The center is organizing an S.O.S. (Stock Our Shelves) donation drive and is accepting non-perishable donations to carry them through the next several weeks.

Needed most are protein items such as canned meat and nut spreads, as well as grains and pasta, she said. Snack foods such as granola bars and breakfast cereals are also needed, as are canned fruits, vegan and gluten-free items.

And the FoodShare Center – staffed by resident advisors – is also accepting cleaning supplies including paper towels and toilet paper, and toiletries such as soap, deodorant and toothpaste.

The center has also collected winter coats, hats and gloves students may need as temperatures dip.

Donations may be brought to an open house scheduled 11 a.m. through 3 p.m. Saturday and Sunday at the center, 113 Kimball Dr., next to the laundry room in the Riverknoll apartment complex. Doughnuts and cider will be served.

Donations may also be made at drop-off boxes outside the Alumni Relations Office near Crossroads, Student Government in the Campus Center, the Mosaic Center in the Student Alumni Union and outside the post office at Nathanial Rochester Hall.

Financial donations are also accepted now to help pay for supplies when inventory is low, Kompalla-Porter said. Contributions can be made through the RIT Development Office website by selecting “Your Choice,” “other,” and writing in “RIT FoodShare Fund.”

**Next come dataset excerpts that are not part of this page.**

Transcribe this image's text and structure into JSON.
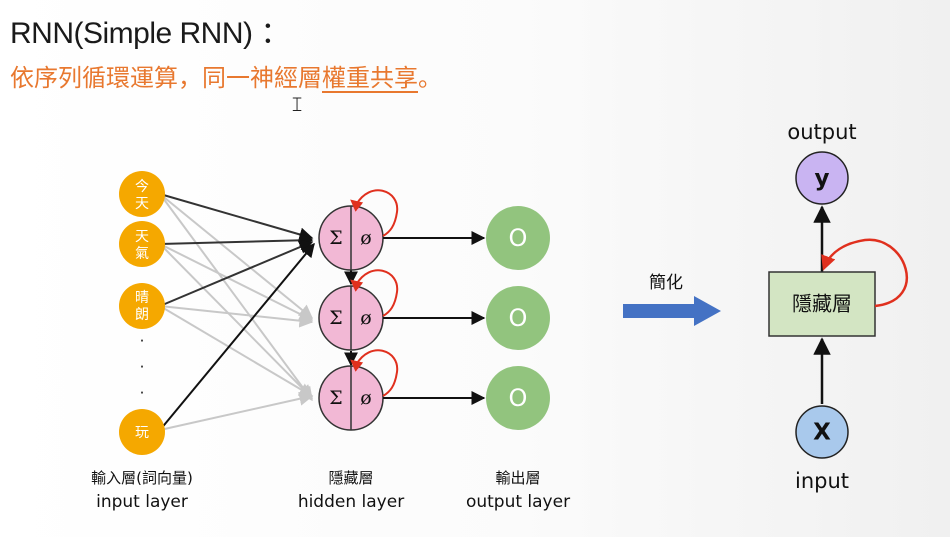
{
  "title": "RNN(Simple RNN) ：",
  "subtitle": {
    "prefix": "依序列循環運算，同一神經層",
    "emphasis": "權重共享",
    "suffix": "。"
  },
  "input_nodes": [
    {
      "chars": [
        "今",
        "天"
      ]
    },
    {
      "chars": [
        "天",
        "氣"
      ]
    },
    {
      "chars": [
        "晴",
        "朗"
      ]
    },
    {
      "chars": [
        "玩"
      ]
    }
  ],
  "ellipsis": "·",
  "hidden_symbols": {
    "sum": "Σ",
    "activation": "ø"
  },
  "output_symbol": "O",
  "labels": {
    "input_zh": "輸入層(詞向量)",
    "input_en": "input layer",
    "hidden_zh": "隱藏層",
    "hidden_en": "hidden layer",
    "output_zh": "輸出層",
    "output_en": "output layer"
  },
  "simplify_label": "簡化",
  "simplified": {
    "output_label": "output",
    "y": "y",
    "box": "隱藏層",
    "x": "X",
    "input_label": "input"
  },
  "colors": {
    "input_node": "#f5a800",
    "hidden_node": "#f2b8d5",
    "output_node": "#92c47e",
    "simple_circle": "#c9b4f2",
    "simple_input": "#a9c9ec",
    "simple_box": "#d3e5c3",
    "arrow_blue": "#4472c4",
    "recur_red": "#e0301e",
    "subtitle": "#e8782f"
  }
}
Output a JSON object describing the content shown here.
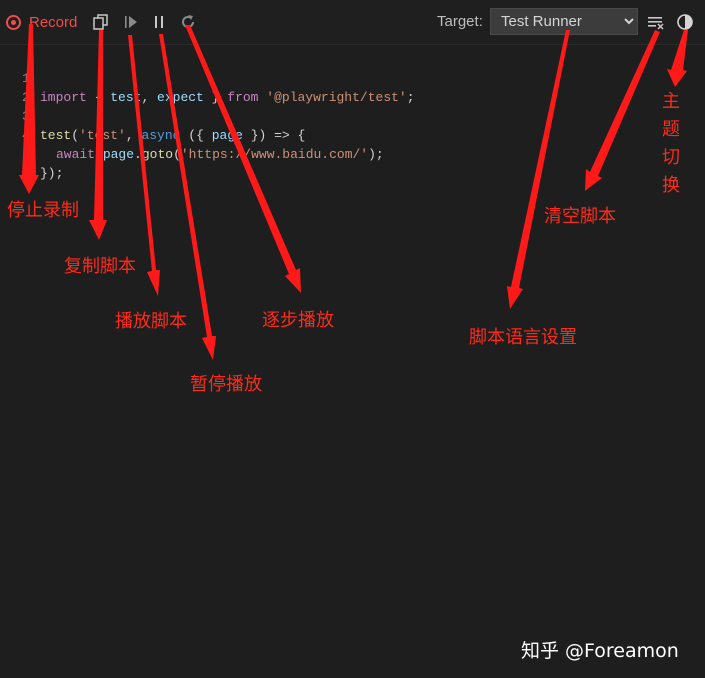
{
  "toolbar": {
    "record_label": "Record",
    "target_label": "Target:",
    "target_value": "Test Runner",
    "target_options": [
      "Test Runner"
    ],
    "icons": [
      "record-icon",
      "copy-icon",
      "play-icon",
      "pause-icon",
      "step-icon",
      "clear-icon",
      "theme-icon"
    ]
  },
  "editor": {
    "line_numbers": [
      "1",
      "2",
      "3",
      "4",
      "5"
    ],
    "line1": {
      "import": "import",
      "open": " { ",
      "test": "test",
      "comma": ", ",
      "expect": "expect",
      "close": " } ",
      "from": "from",
      "module": "'@playwright/test'",
      "semi": ";"
    },
    "line3": {
      "test": "test",
      "open": "(",
      "name": "'test'",
      "comma": ", ",
      "async": "async",
      "args_open": " ({ ",
      "page": "page",
      "args_close": " }) => {"
    },
    "line4": {
      "await": "await",
      "page": " page",
      "dot": ".",
      "goto": "goto",
      "open": "(",
      "url": "'https://www.baidu.com/'",
      "close": ");"
    },
    "line5": "});"
  },
  "annotations": {
    "stop_recording": "停止录制",
    "copy_script": "复制脚本",
    "play_script": "播放脚本",
    "pause_playback": "暂停播放",
    "step_playback": "逐步播放",
    "script_language": "脚本语言设置",
    "clear_script": "清空脚本",
    "theme_switch": [
      "主",
      "题",
      "切",
      "换"
    ]
  },
  "watermark": "知乎 @Foreamon",
  "colors": {
    "accent": "#f14c4c",
    "annotation": "#ff2a1a",
    "background": "#1e1e1e"
  }
}
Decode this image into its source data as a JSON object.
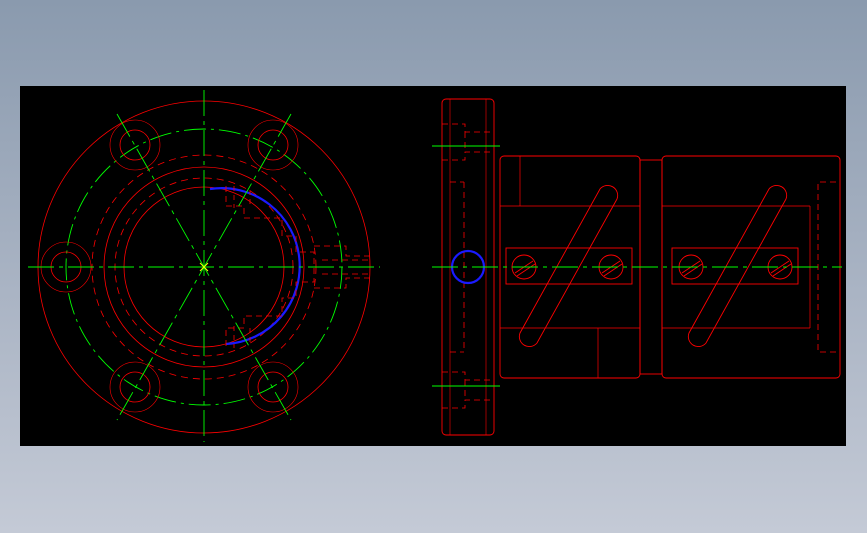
{
  "viewer": {
    "background_color": "#000000",
    "page_background": "#a4aec0"
  },
  "drawing": {
    "views": [
      "front-view-flange",
      "side-view-nut"
    ],
    "colors": {
      "outline": "#ff0000",
      "hidden": "#ff0000",
      "center": "#00ff00",
      "highlight": "#1a1aff",
      "marker": "#ffff00"
    },
    "icons": [
      "screw-head-icon",
      "bolt-hole-icon",
      "center-mark-icon"
    ]
  }
}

RIT FoodShare also has a Facebook group, where leftover food from campus events is advertised to help hungry students and eliminate food waste. More than 1,500 people are members of the Facebook group, Kompalla-Porter said.

Both initiatives began during the 2014-2015 academic year to help end food waste while helping members of the RIT community who may be struggling to pay for food. RIT students who started the RIT FoodShare program said surveys showed more than 40 percent of students run out of money in their food plans, and more than 60 percent of students say they have trouble budgeting for food.